Beetles battle county’s noxious weeds

Milaca – As the Mille Lacs County Board discussed the agricultural management plan for 2017 at its April 4 meeting, talk turned to the use of “biological controls” for noxious weeds, in a word – beetles. While the county has used them for years, it will begin to test how effective they are for weed control in public rights of way.
County Soil and Water Conservation District Administrator Susan Shaw answered the commissioners’ questions and said the proposed plan for 2017 would make the sixth year in a row to use non-chemical means as a primary way to control noxious weeds. Though non-chemical means is what the conservation district would normally recommend, Shaw said the control is proven effective.
Board Chairman Roger Tellinghuisen, a farmer, said he’d once been doubtful about biological weed control but has now changed his mind after learning more about it. The beetles help boost a growing organic farming economy that must cultivate in an all-natural growing environment, and they cost less to use than the other two methods of control, mowing and spraying.
Lynn Gallice, a conservation technician and assistant agricultural inspector for Mille Lacs County, gathers and distributes the beetles as part of her job. She explained that the conservation districts around the state must all help protect their counties against prohibited noxious weeds the state lists under one of three classifications: eradicate, control and restricted.
“The weeds we’re looking to control are on the state of Minnesota’s noxious weeds (control) list,” she said.
Gallice said different beetles, for example the leafy spurge beetle, are used to control different weed species on the list. In Mille Lacs County, those primarily include leafy spurge, spotted knapweed, purple loosestrife and wild parsnip. Others on the control list are common barberry, narrowleaf bittercress, plumeless and Canada thistle and common tansy.
She coordinates with the state’s agriculture department to procure the beetles. Gallice said when they’re thriving in a particular area, people like her in many counties get a notice to come and get them, usually in the spring. She said if possible, she drops what she’s doing to go and collect the insects using a sweep net, which looks like a butterfly net.
The county is increasing its efforts to place leafy spurge flea beetles, and Gallice said last year was the biggest collection yet at about 11,000 beetles. Other biological controls include the spotted knapweed root weevil, loosestrife beetle and spotted knapweed seedhead weevil.
The beetles get placed into a paper cup-like container with a lid, which Gallice said looks like a to-go soup container. She then gives them a ride to their new home and marks where she puts them using GPS technology. If she cannot make it out to a collection site, the beetles can be shipped overnight with a cold pack, which puts them into a kind of deep sleep until they warm up on the way to their new home.
“They don’t wipe it out, but they control it,” she said about the bugs’ effect on weeds.
For example, the beetles would significantly thin out a thick patch of leafy spurge and effectively keep it from spreading. Shaw and Gallice said biological controls were put into place years ago to control purple loosestrife have been “very effective;” Shaw said it’s not even a weed they’re worried about controlling anymore.
Gallice confirms that noxious weeds can be a problem when they mix into people’s crop fields, especially hay.
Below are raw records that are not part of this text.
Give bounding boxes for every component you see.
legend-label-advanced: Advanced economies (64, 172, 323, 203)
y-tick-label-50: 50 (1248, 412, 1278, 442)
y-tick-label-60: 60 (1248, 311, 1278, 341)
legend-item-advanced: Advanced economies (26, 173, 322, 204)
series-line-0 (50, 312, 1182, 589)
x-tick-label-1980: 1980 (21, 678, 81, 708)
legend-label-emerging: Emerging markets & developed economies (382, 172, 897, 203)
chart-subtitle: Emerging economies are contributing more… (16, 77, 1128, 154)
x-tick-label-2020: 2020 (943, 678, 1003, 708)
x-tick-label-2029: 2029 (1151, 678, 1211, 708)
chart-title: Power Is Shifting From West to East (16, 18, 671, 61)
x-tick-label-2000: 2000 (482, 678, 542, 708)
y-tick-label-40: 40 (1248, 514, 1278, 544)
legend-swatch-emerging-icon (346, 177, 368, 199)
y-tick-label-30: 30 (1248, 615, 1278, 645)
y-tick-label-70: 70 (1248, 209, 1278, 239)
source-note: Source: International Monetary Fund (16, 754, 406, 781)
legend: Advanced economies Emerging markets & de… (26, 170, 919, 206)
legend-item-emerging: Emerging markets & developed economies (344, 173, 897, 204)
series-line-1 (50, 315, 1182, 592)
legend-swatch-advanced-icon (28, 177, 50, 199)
Wild parsnip has been known to cause health problems; when its juice gets on human skin and then sunlight touches that spot, the skin burns and blisters.
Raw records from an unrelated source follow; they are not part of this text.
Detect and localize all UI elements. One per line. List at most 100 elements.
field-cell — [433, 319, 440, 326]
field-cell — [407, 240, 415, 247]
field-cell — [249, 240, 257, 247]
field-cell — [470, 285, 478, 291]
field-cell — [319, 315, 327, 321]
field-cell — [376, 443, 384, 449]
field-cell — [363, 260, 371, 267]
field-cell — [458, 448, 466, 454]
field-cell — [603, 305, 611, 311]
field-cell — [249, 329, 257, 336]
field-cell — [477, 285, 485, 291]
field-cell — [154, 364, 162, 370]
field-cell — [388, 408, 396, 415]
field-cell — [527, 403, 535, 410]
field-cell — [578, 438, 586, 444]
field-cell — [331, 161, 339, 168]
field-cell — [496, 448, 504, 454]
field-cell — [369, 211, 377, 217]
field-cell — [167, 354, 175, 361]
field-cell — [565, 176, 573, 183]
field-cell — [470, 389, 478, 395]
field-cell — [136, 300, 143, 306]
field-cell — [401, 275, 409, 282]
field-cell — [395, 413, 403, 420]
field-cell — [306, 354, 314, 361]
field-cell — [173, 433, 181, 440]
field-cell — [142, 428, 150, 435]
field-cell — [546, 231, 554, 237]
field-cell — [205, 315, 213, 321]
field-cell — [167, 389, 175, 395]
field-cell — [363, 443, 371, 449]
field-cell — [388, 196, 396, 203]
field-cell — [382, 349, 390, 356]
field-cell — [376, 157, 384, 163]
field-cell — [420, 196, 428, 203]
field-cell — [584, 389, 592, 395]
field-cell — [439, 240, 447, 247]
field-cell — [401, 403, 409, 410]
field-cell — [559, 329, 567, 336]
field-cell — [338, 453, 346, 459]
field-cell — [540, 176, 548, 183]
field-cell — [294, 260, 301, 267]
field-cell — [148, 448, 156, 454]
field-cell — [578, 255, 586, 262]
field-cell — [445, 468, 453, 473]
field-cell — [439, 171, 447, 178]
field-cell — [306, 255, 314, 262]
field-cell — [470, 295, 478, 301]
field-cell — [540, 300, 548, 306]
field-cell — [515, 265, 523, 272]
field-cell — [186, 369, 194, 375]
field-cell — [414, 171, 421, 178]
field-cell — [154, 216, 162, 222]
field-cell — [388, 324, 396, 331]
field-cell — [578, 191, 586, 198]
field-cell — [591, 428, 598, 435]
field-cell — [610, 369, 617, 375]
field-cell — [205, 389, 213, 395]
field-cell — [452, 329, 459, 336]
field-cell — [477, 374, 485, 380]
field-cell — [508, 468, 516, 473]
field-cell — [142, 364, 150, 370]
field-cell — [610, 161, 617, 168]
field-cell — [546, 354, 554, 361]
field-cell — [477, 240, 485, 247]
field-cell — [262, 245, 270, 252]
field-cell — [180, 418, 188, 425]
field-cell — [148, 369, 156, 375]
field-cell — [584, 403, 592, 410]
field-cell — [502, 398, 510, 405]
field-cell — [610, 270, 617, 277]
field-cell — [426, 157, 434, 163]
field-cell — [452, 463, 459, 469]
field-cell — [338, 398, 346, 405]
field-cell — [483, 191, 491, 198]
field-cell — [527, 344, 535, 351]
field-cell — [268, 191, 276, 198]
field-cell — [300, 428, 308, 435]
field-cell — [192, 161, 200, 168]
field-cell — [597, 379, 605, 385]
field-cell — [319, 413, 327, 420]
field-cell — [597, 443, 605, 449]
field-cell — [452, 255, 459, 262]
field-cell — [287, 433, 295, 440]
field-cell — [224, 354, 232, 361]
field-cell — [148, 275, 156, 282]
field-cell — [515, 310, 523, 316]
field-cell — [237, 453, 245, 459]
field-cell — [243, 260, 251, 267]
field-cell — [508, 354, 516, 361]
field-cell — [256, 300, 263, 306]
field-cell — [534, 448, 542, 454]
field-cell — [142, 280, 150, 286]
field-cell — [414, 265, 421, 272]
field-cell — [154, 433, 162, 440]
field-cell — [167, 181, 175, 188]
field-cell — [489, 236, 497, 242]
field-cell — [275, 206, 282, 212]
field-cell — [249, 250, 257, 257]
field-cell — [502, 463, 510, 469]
The placement of beetles is a weed control method available to everyone, Gallice said, but they cannot be used in places where private owners or public entities spray for noxious weeds. Gallice said the conservation district is glad to work with landowners and townships on the procurement and placement of biological weed controls.
Another benefit of the beetles are that they’re easy, Gallice said. “All people have to do is leave them alone.”
While some beetle species are not native to the area, Shaw said the methods of research and analysis have improved tremendously over the years so as to prevent any unforeseen and unwanted environmental impacts.
Shaw and Gallice emphasized that natural, sustainable controls are important to people. They want to keep chemicals out of ground and surface water. It remains to be seen how effective beetles will be in the public rights of way, which are typically smaller patches of weeds and a sometimes a difficult environment in which to survive.